*profit margins are down considerably yet the market is rallying pre market because it is "less than forecast." This is the look for the week ahead.
Halliburton profit slides, but tops forecasts
EAST DENNIS, Massachusetts (Reuters) - Halliburton Co, the world's second-largest oilfield services company, posted a better-than-expected quarterly profit on Monday, boosting its shares, but it warned that North American natural gas markets were likely to stay weak through the end of the year.
Natural gas prices in the United States have tumbled to less than half of year-ago levels, and high inventories were expected to curb spending by energy producers on new wells.
Second-quarter net profit fell to $262 million, or 29 cents per share, from $504 million, or 55 cents per share, a year earlier as revenue fell to $3.49 billion from $4.49 billion, the company said on Monday.
Excluding a $12 million charge to cut jobs, Halliburton posted earnings per share of 30 cents, topping the 26 cents per share that analysts had forecast, according to Reuters Estimates. Analysts had also expected revenue of $3.41 billion.
"Due to the continued weakness in natural gas demand, reflected in the high injection rates for working gas storage, we believe it is unlikely that there will be a meaningful recovery in natural gas prices and, consequently, drilling activity for the remainder of the year," Dave Lesar, chairman and chief executive officer, said in a statement.
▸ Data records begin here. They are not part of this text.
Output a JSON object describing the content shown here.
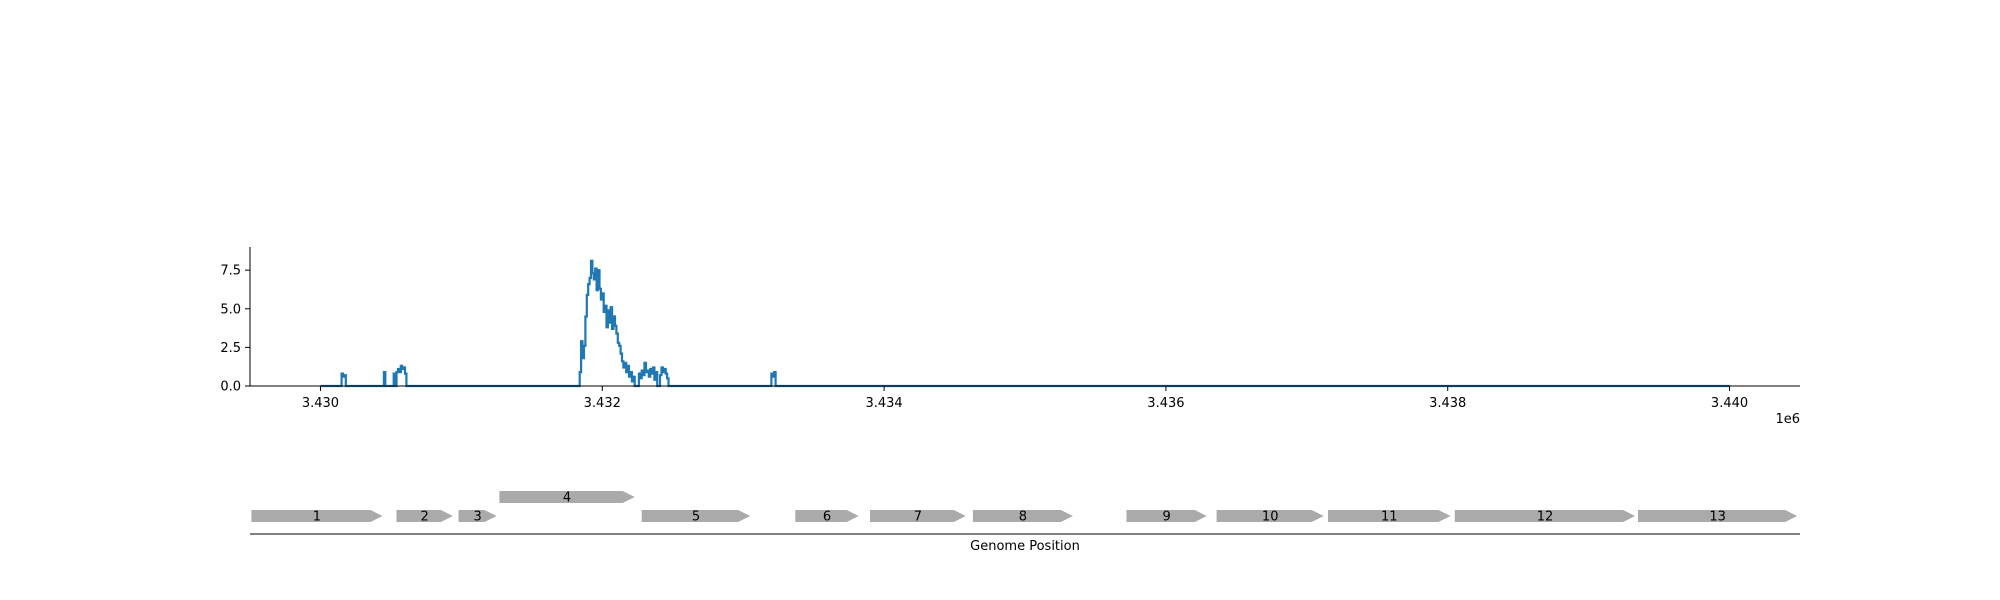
{
  "chart_data": [
    {
      "type": "line",
      "title": "",
      "xlabel": "",
      "ylabel": "",
      "x_offset_label": "1e6",
      "xlim": [
        3429500,
        3440500
      ],
      "ylim": [
        0,
        9.0
      ],
      "x_ticks": [
        3430000,
        3432000,
        3434000,
        3436000,
        3438000,
        3440000
      ],
      "x_tick_labels": [
        "3.430",
        "3.432",
        "3.434",
        "3.436",
        "3.438",
        "3.440"
      ],
      "y_ticks": [
        0,
        2.5,
        5.0,
        7.5
      ],
      "y_tick_labels": [
        "0.0",
        "2.5",
        "5.0",
        "7.5"
      ],
      "grid": false,
      "line_color": "#1f77b4",
      "x_range": [
        3430000,
        3440000
      ],
      "series": [
        {
          "x": [
            3430150,
            3430160,
            3430170,
            3430180,
            3430450,
            3430460,
            3430520,
            3430530,
            3430540,
            3430550,
            3430560,
            3430570,
            3430580,
            3430590,
            3430600,
            3430610,
            3431840,
            3431850,
            3431860,
            3431870,
            3431880,
            3431890,
            3431900,
            3431910,
            3431920,
            3431930,
            3431940,
            3431950,
            3431960,
            3431970,
            3431980,
            3431990,
            3432000,
            3432010,
            3432020,
            3432030,
            3432040,
            3432050,
            3432060,
            3432070,
            3432080,
            3432090,
            3432100,
            3432110,
            3432120,
            3432130,
            3432140,
            3432150,
            3432160,
            3432170,
            3432180,
            3432190,
            3432200,
            3432210,
            3432220,
            3432230,
            3432240,
            3432250,
            3432260,
            3432270,
            3432280,
            3432290,
            3432300,
            3432310,
            3432320,
            3432330,
            3432340,
            3432350,
            3432360,
            3432370,
            3432380,
            3432390,
            3432400,
            3432410,
            3432420,
            3432430,
            3432440,
            3432450,
            3432460,
            3432470,
            3432480,
            3432490,
            3432500,
            3432510,
            3433200,
            3433210,
            3433220,
            3433230
          ],
          "y": [
            0.8,
            0.6,
            0.7,
            0.0,
            0.9,
            0.0,
            0.8,
            0.0,
            0.9,
            1.1,
            0.9,
            1.3,
            1.1,
            1.2,
            0.8,
            0.0,
            0.9,
            2.9,
            1.8,
            2.6,
            4.5,
            5.9,
            6.6,
            7.0,
            8.1,
            7.3,
            6.9,
            7.6,
            6.2,
            7.5,
            6.3,
            5.6,
            6.0,
            4.8,
            5.2,
            3.8,
            4.9,
            4.1,
            5.1,
            3.7,
            4.5,
            3.9,
            3.4,
            2.8,
            2.6,
            2.1,
            1.6,
            1.2,
            1.5,
            0.9,
            1.3,
            0.6,
            0.9,
            0.3,
            0.6,
            0.0,
            0.0,
            0.0,
            0.8,
            0.5,
            1.0,
            0.7,
            1.5,
            0.9,
            1.0,
            0.6,
            1.1,
            0.8,
            1.2,
            0.4,
            0.9,
            0.0,
            0.0,
            0.7,
            1.2,
            0.9,
            1.1,
            0.8,
            0.5,
            0.0,
            0.0,
            0.0,
            0.0,
            0.0,
            0.8,
            0.6,
            0.9,
            0.0
          ]
        }
      ]
    },
    {
      "type": "gene-track",
      "xlabel": "Genome Position",
      "gene_color": "#aaaaaa",
      "genes": [
        {
          "label": "1",
          "start": 3429510,
          "end": 3430440,
          "strand": "+",
          "row": 0
        },
        {
          "label": "2",
          "start": 3430540,
          "end": 3430940,
          "strand": "+",
          "row": 0
        },
        {
          "label": "3",
          "start": 3430980,
          "end": 3431250,
          "strand": "+",
          "row": 0
        },
        {
          "label": "4",
          "start": 3431270,
          "end": 3432230,
          "strand": "+",
          "row": 1
        },
        {
          "label": "5",
          "start": 3432280,
          "end": 3433050,
          "strand": "+",
          "row": 0
        },
        {
          "label": "6",
          "start": 3433370,
          "end": 3433820,
          "strand": "+",
          "row": 0
        },
        {
          "label": "7",
          "start": 3433900,
          "end": 3434580,
          "strand": "+",
          "row": 0
        },
        {
          "label": "8",
          "start": 3434630,
          "end": 3435340,
          "strand": "+",
          "row": 0
        },
        {
          "label": "9",
          "start": 3435720,
          "end": 3436290,
          "strand": "+",
          "row": 0
        },
        {
          "label": "10",
          "start": 3436360,
          "end": 3437120,
          "strand": "+",
          "row": 0
        },
        {
          "label": "11",
          "start": 3437150,
          "end": 3438020,
          "strand": "+",
          "row": 0
        },
        {
          "label": "12",
          "start": 3438050,
          "end": 3439330,
          "strand": "+",
          "row": 0
        },
        {
          "label": "13",
          "start": 3439350,
          "end": 3440480,
          "strand": "+",
          "row": 0
        }
      ]
    }
  ]
}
Last month, Goldman Sachs cut its ratings on Halliburton and other stocks exposed to natural gas because of persistent weakness in North America's huge gas market.
On Friday, Baker Hughes Inc said the number of U.S. rigs drilling for gas hit a seven-year low of 665.
Halliburton's shares rose nearly 3 percent to $22.00 in premarket trading. The stock has gained 17.6 percent so far this year through Friday's close, lagging the nearly 36 percent gain in the Philadelphia oil field service index.